TRUMP É APRENDIZ DE DITADOR, DIZ GEORGE SOROS

"Várias formas de sociedades fechadas - de ditaduras fascistas a Estados mafiosos - estão no horizonte. Os Estados Unidos elegeram um aprendiz de ditador como presidente. Mas Trump vai falhar e os mercados não vão se dar bem."

Com o raciocínio e a língua afiados, apesar dos 86 anos de idade, George Soros, sócio do fundo hedge que leva seu nome e administra cerca de US$ 30 bilhões, recebeu para seu tradicional jantar em Davos, nesta quinta-feira (19).

Além de três pratos, pinot noir, e outros cinco vinhos, os comensais assistiram uma deliciosa entrevista com a repórter da Bloomberg, Francine Lacqua.

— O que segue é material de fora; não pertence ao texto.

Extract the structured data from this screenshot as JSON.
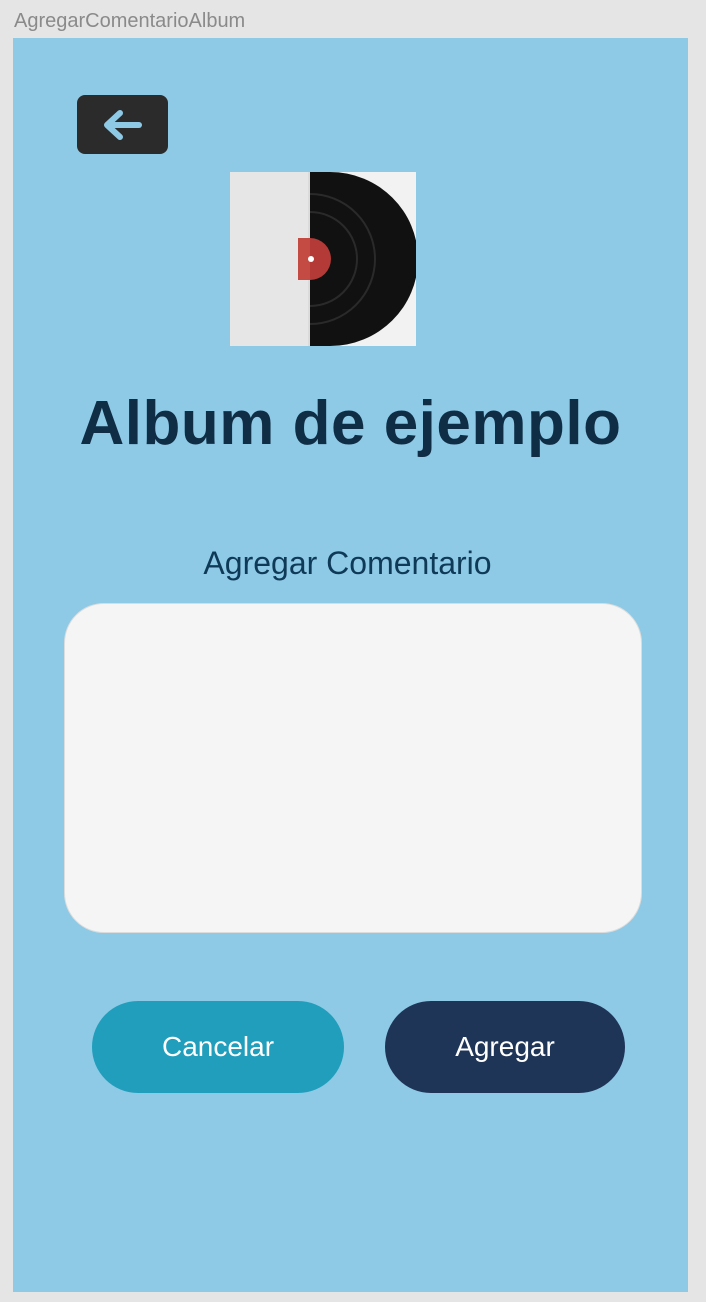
{
  "frame": {
    "label": "AgregarComentarioAlbum"
  },
  "header": {
    "back_icon": "arrow-left-icon"
  },
  "album": {
    "title": "Album de ejemplo",
    "cover_icon": "vinyl-record-image"
  },
  "comment": {
    "label": "Agregar Comentario",
    "value": "",
    "placeholder": ""
  },
  "actions": {
    "cancel_label": "Cancelar",
    "add_label": "Agregar"
  },
  "colors": {
    "background": "#8ecae6",
    "title": "#0f2d45",
    "cancel_button": "#219ebc",
    "add_button": "#1f3558",
    "back_button": "#2b2b2b"
  }
}
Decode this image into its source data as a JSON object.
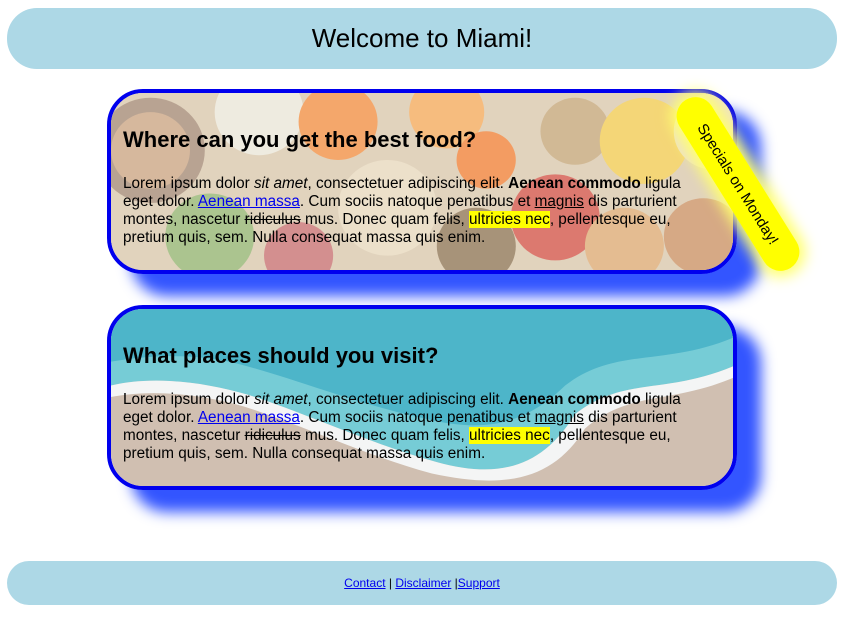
{
  "header": {
    "title": "Welcome to Miami!"
  },
  "sections": [
    {
      "title": "Where can you get the best food?",
      "background": "vegetables-and-fruit-photo",
      "paragraph": {
        "t1": "Lorem ipsum dolor ",
        "em": "sit amet",
        "t2": ", consectetuer adipiscing elit. ",
        "strong": "Aenean commodo",
        "t3": " ligula eget dolor. ",
        "link": "Aenean massa",
        "t4": ". Cum sociis natoque penatibus et ",
        "underline": "magnis",
        "t5": " dis parturient montes, nascetur ",
        "strike": "ridiculus",
        "t6": " mus. Donec quam felis, ",
        "highlight": "ultricies nec",
        "t7": ", pellentesque eu, pretium quis, sem. Nulla consequat massa quis enim."
      }
    },
    {
      "title": "What places should you visit?",
      "background": "beach-shoreline-photo",
      "paragraph": {
        "t1": "Lorem ipsum dolor ",
        "em": "sit amet",
        "t2": ", consectetuer adipiscing elit. ",
        "strong": "Aenean commodo",
        "t3": " ligula eget dolor. ",
        "link": "Aenean massa",
        "t4": ". Cum sociis natoque penatibus et ",
        "underline": "magnis",
        "t5": " dis parturient montes, nascetur ",
        "strike": "ridiculus",
        "t6": " mus. Donec quam felis, ",
        "highlight": "ultricies nec",
        "t7": ", pellentesque eu, pretium quis, sem. Nulla consequat massa quis enim."
      }
    }
  ],
  "badge": {
    "text": "Specials on Monday!"
  },
  "footer": {
    "links": [
      "Contact",
      "Disclaimer",
      "Support"
    ],
    "sep1": " | ",
    "sep2": " |"
  },
  "colors": {
    "header_bg": "#add8e6",
    "card_border": "#0000ee",
    "card_shadow": "#3355ff",
    "badge_bg": "#ffff00",
    "highlight": "#ffff00",
    "link": "#0000ee"
  }
}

Para o bilionário, o entusiasmo dos mercados pós-eleições americanas, que viram perspectivas de crescimento maior com o novo governo, não vai durar.

"Donald Trump vai fracassar. Os mercados veem Trump desmantelando a regulamentações e reduzindo impostos. É um sonho para eles, que se tornou realidade", disse, menos de 24 horas antes da posse do 45º presidente dos EUA.

Além de doar cerca de US$ 10,5 milhões para a campanha de Hillary Clinton, ao apostar na sua vitória, Soros perdeu quase US$ 1 bilhão em negócios que se beneficiariam se o mercado caísse. Mas ele subiu.

"Eu o descrevo como um impostor, um vigarista e um aprendiz de ditador", disse, arrancando riscos da plateia. Mas ele não será um ditador porque acredito que a Constituição e as instituições dos Estados Unidos serão
fortes o suficiente", disse.

"É impossível prever como ele será [na Casa Branca] porque ele não imaginava que venceria, e só quando conseguiu, começou a pensar no que fará."

Além de prever uma guerra comercial dos EUA com a China, o megainvestidor, que voltou a negociar parte dos recursos do Soros Fund Management em 2016, acredita que a União Europeia "está se desintegrando".

"Políticos falharam no Brexit e no referendo na Itália." A política de Trump vai forçar uma aproximação dela com a China, diz acreditar.

Outra aposta dele é que os britânicos se arrependerão do Brexit. Vão perceber que foi um "desastre", conforme a inflação corroer sua renda.

"Vão se dar conta de que estarão ganhando menos do que antes." Será um processo longo: "divorciar leva mais tempo que casar". Se a Europa quebrar, as consequências serão "muito desastrosas. Não acredito que vá
se salvar." Theresa May, a primeira ministra britânica tampouco vai durar, prevê.

Esta Folha esteve presente ao jantar, mas a noite foi quente demais nos Alpes para sobrar tempo para respostas sobre o Brasil.